Christmas is a good time for prophets like my wife to step up and say “enough is enough”. I’m not exactly sure how it got to be like this. It’s almost like someone has been adding more and more things to Christmas in an attempt to confuse and distract us from it’s real meaning. So for all of the brave and daring prophets who would boldly stand against the tide of ‘more is more’ I have a verse. Every prophet needs a verse, so here it is:
“But you Bethlehem Ephrathah,
Don’t miss that first line: “But you Bethlehem, though you are LEAST.” The prophetic lesson from this verse that must be proclaimed to the uninformed masses is this: The truly important things of life are usually wrapped in simplicity. Less is more.
Bethlehem was a small and insignificant village on the outskirts of Jerusalem. It was so small and insignificant that in Joshua 15, after the conquest of the Promised Land, when all of the towns and villages of the province of Judah are listed, Bethlehem isn’t even mentioned. Maybe it didn’t even exist at the time. Maybe it was so small that it was really nothing more than a watering hole for animals or a rest stop for travelers.
In fact in the Old Testament the only significant thing about Bethlehem was that David was born there. David, Israel’s greatest human king, comes out of this small and insignificant village. And then in the New Testament, Jesus the Messiah, the world's ultimate divine King, is also born in Bethlehem.
It seems like the things of God are often placed in sharp contrast with the things of this world. The things that God says are insignificant we tend to magnify. And the things that God says are of great and ultimate value we tend to minimize. The greatest things often do come wrapped in simplicity.
From God’s perspective, less is often a better representation of His truth and power.
• God has Gideon reduce his army from 32,000 men down to 300 and then says, “now you are ready to go against the Midianites in battle.”
• David defeats the Philistine giant Goliath with only a sling and 5 smooth stones, 4 of which he doesn’t even use.
• Paul comes to the point of realizing that God can use his own physical infirmity to actually make him a much stronger person.
• Jesus stands before a crowd of 5,000 with one little boy’s lunch and manages to use it to feed them all.
From God’s perspective less is often more. In fact from God’s perspective less is often preferable because God usually uses small and insignificant things to demonstrate His power. When we are seeking to live our lives around the concept of less we will be able to see our own deep need for Him more clearly. Simplifying our lives enables us to reduce things down to the bare essentials and be content with that.

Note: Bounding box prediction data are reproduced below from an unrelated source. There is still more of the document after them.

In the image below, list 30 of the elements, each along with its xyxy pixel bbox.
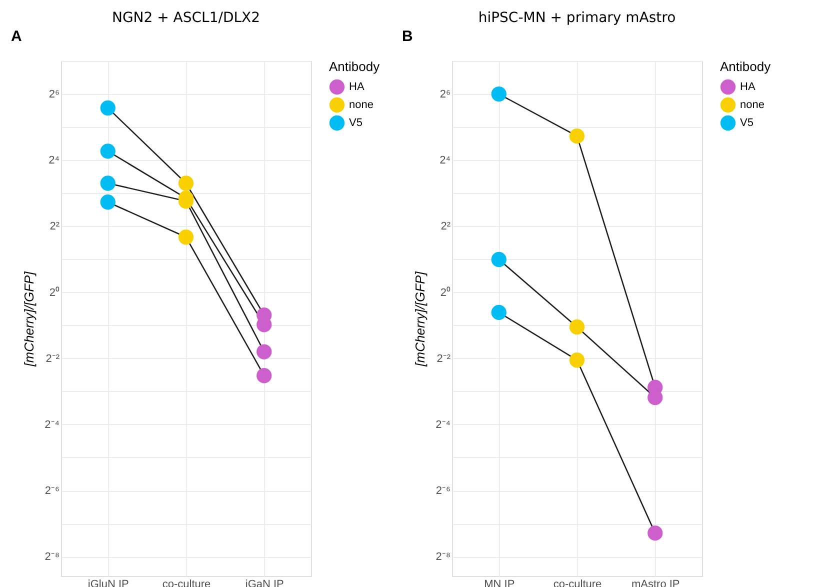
- y-tick-label: 2⁻⁶: [436, 485, 450, 498]
- chart-title: hiPSC-MN + primary mAstro: [478, 10, 676, 26]
- y-tick-label: 2⁻⁸: [436, 551, 450, 564]
- text: B: [402, 28, 413, 45]
- y-tick-label: 2⁻²: [46, 352, 60, 365]
- y-tick-label: 2⁴: [440, 154, 451, 167]
- y-tick-label: 2⁶: [440, 88, 450, 101]
- legend-label: HA: [740, 81, 756, 93]
- y-axis-title: [mCherry]/[GFP]: [412, 271, 428, 368]
- y-tick-label: 2⁰: [440, 286, 450, 299]
- legend-label: V5: [740, 117, 754, 129]
- y-tick-label: 2⁴: [48, 154, 60, 167]
- y-tick-label: 2⁻²: [436, 352, 451, 365]
- legend-label: none: [349, 99, 374, 111]
- chart-title: NGN2 + ASCL1/DLX2: [112, 10, 260, 26]
- legend-label: none: [740, 99, 764, 111]
- y-axis-title: [mCherry]/[GFP]: [22, 271, 37, 368]
- y-tick-label: 2⁰: [49, 286, 60, 299]
- legend-label: V5: [349, 117, 362, 129]
- text: A: [11, 28, 22, 45]
- legend-title: Antibody: [329, 59, 380, 74]
- legend-label: HA: [349, 81, 365, 93]
- y-tick-label: 2⁻⁶: [44, 485, 60, 498]
- y-tick-label: 2²: [440, 220, 451, 233]
- y-tick-label: 2⁻⁴: [44, 418, 60, 431]
- y-tick-label: 2⁶: [48, 88, 60, 101]
- y-tick-label: 2⁻⁴: [436, 418, 451, 431]
- legend-title: Antibody: [720, 59, 772, 74]
- y-tick-label: 2⁻⁸: [44, 551, 60, 564]
- y-tick-label: 2²: [50, 220, 60, 233]
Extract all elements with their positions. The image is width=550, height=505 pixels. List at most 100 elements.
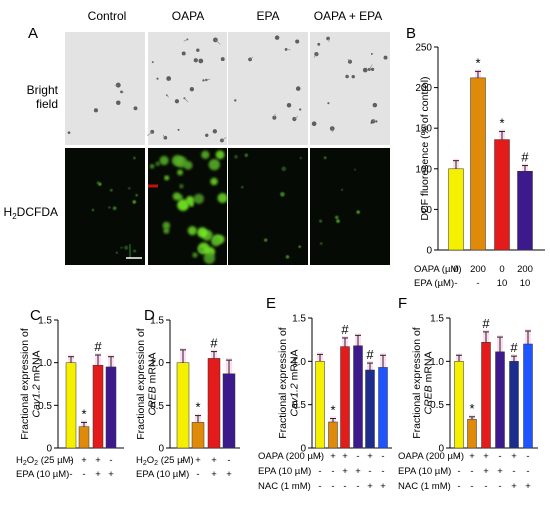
y-axis-label-gene: Cav1.2 [30,384,42,417]
cell-speck [156,77,159,80]
cell-process [183,39,188,42]
y-axis-label-gene: Cav1.2 [288,383,300,416]
cell-speck [189,87,195,92]
brightfield-image-3 [228,32,308,145]
condition-value: - [526,466,529,477]
condition-value: - [356,451,359,462]
y-tick-label: 1.0 [150,358,164,369]
fluorescent-cell [163,227,170,234]
condition-value: - [181,469,184,480]
fluorescent-cell [203,252,216,264]
condition-label: OAPA (200 µM) [258,451,324,462]
condition-value: + [511,451,517,462]
condition-value: + [355,466,361,477]
cell-speck [193,58,198,63]
fluorescent-cell [162,221,171,230]
cell-speck [295,39,300,44]
condition-value: - [69,469,72,480]
fluorescent-cell [177,199,190,211]
cell-speck [151,61,154,64]
condition-value: - [454,278,457,289]
condition-value: + [380,481,386,492]
fluorescent-cell [298,245,301,249]
cell-speck [370,122,373,124]
bar-4 [353,345,363,449]
condition-label: EPA (µM) [414,278,454,289]
condition-label: EPA (10 µM) [136,469,189,480]
condition-label: EPA (10 µM) [258,466,311,477]
y-axis-label: DCF fluoresence (% of control) [419,76,431,220]
condition-value: - [512,466,515,477]
bar-4 [495,351,505,449]
condition-value: + [525,481,531,492]
bar-2 [467,419,477,449]
panel-d-letter: D [144,307,155,324]
condition-value: + [226,469,232,480]
fluorescent-cell [244,153,248,157]
cell-speck [372,102,378,108]
cell-process [221,137,227,141]
y-tick-label: 0.5 [430,400,444,411]
bar-5 [365,369,375,449]
significance-star: * [499,115,504,130]
y-axis-label-line1: Fractional expression of [19,328,31,440]
cell-process [184,98,189,103]
panel-a-letter: A [28,25,38,42]
fluorescence-image-4 [310,148,390,265]
y-tick-label: 200 [415,83,432,94]
condition-value: + [367,451,373,462]
condition-value: 200 [470,264,486,275]
condition-value: + [95,455,101,466]
condition-value: - [331,466,334,477]
fluorescent-cell [172,192,181,201]
y-tick-label: 0 [426,246,432,257]
bar-3 [340,346,350,449]
condition-value: - [498,451,501,462]
cell-speck [317,42,321,46]
fluorescent-cell [133,156,136,160]
condition-value: - [381,451,384,462]
fluorescent-cell [280,191,285,197]
column-label-oapa: OAPA [172,9,204,23]
y-tick-label: 0 [300,444,306,455]
condition-label: NAC (1 mM) [398,481,451,492]
y-axis-label-tail: mRNA [288,349,300,383]
condition-value: - [227,455,230,466]
panel-f-chart: F 0 0.5 1.0 1.5 Fractional expression ofCREB … [398,295,538,492]
cell-speck [295,86,301,91]
condition-value: - [318,481,321,492]
y-tick-label: 0.5 [38,401,52,412]
bar-2 [78,426,90,449]
y-tick-label: 1.0 [292,357,306,368]
condition-value: - [526,451,529,462]
condition-value: - [181,455,184,466]
condition-value: + [483,466,489,477]
y-tick-label: 0.5 [150,401,164,412]
condition-label: EPA (10 µM) [398,466,451,477]
fluorescent-cell [201,150,210,160]
condition-value: 200 [517,264,533,275]
cell-speck [133,106,138,111]
fluorescent-cell [299,156,302,160]
fluorescent-cell [264,238,268,242]
fluorescent-cell [128,186,131,190]
panel-e-letter: E [266,295,276,312]
cell-speck [327,102,330,105]
condition-value: - [476,278,479,289]
condition-value: - [318,451,321,462]
condition-label: H2O2 (25 µM) [136,455,194,467]
fluorescent-cell [150,164,155,169]
y-axis-label-gene: CREB [422,385,434,414]
y-axis-label: Fractional expression ofCREB mRNA [411,327,435,439]
condition-value: + [211,469,217,480]
cell-process [249,56,254,60]
condition-value: + [483,451,489,462]
significance-star: * [475,55,480,70]
fluorescence-image-3 [228,148,308,265]
condition-value: - [457,481,460,492]
y-axis-label-line1: Fractional expression of [135,328,147,440]
bar-3 [494,139,510,251]
significance-hash: # [366,347,374,362]
cell-speck [166,76,172,81]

Now, I’m not talking about giving away everything you have and living in a garage somewhere. What I’m talking about has more to do with your state of mind than with your state of wealth. You can simplify your life whether you are rich or poor, employed or unemployed, married or single, young or old, because simplicity begins as a condition of the heart. Only from that starting point can you go on to make choices about the condition of your life. James 4:10 tells us to, “Humble yourselves before the Lord and He will lift you up.” Here’s another verse you prophets can use to illustrate that in God’s eyes less is more.
So, are you moving toward less this Christmas or are you moving toward more. I encourage you to begin thinking more in terms of less. Think simpler. Try to shrink your view of Christmas down to what matters most. It’s not the shopping, or the decorations, or the eating, or cramming as many social events into the month as you can. It’s about a baby, who’s poor and insignificant parents travelled to a small and insignificant village so that God could come to earth in the simplest and lowliest of means. And so it is for our great and eternal blessing that at that time and in that place less really became so much more.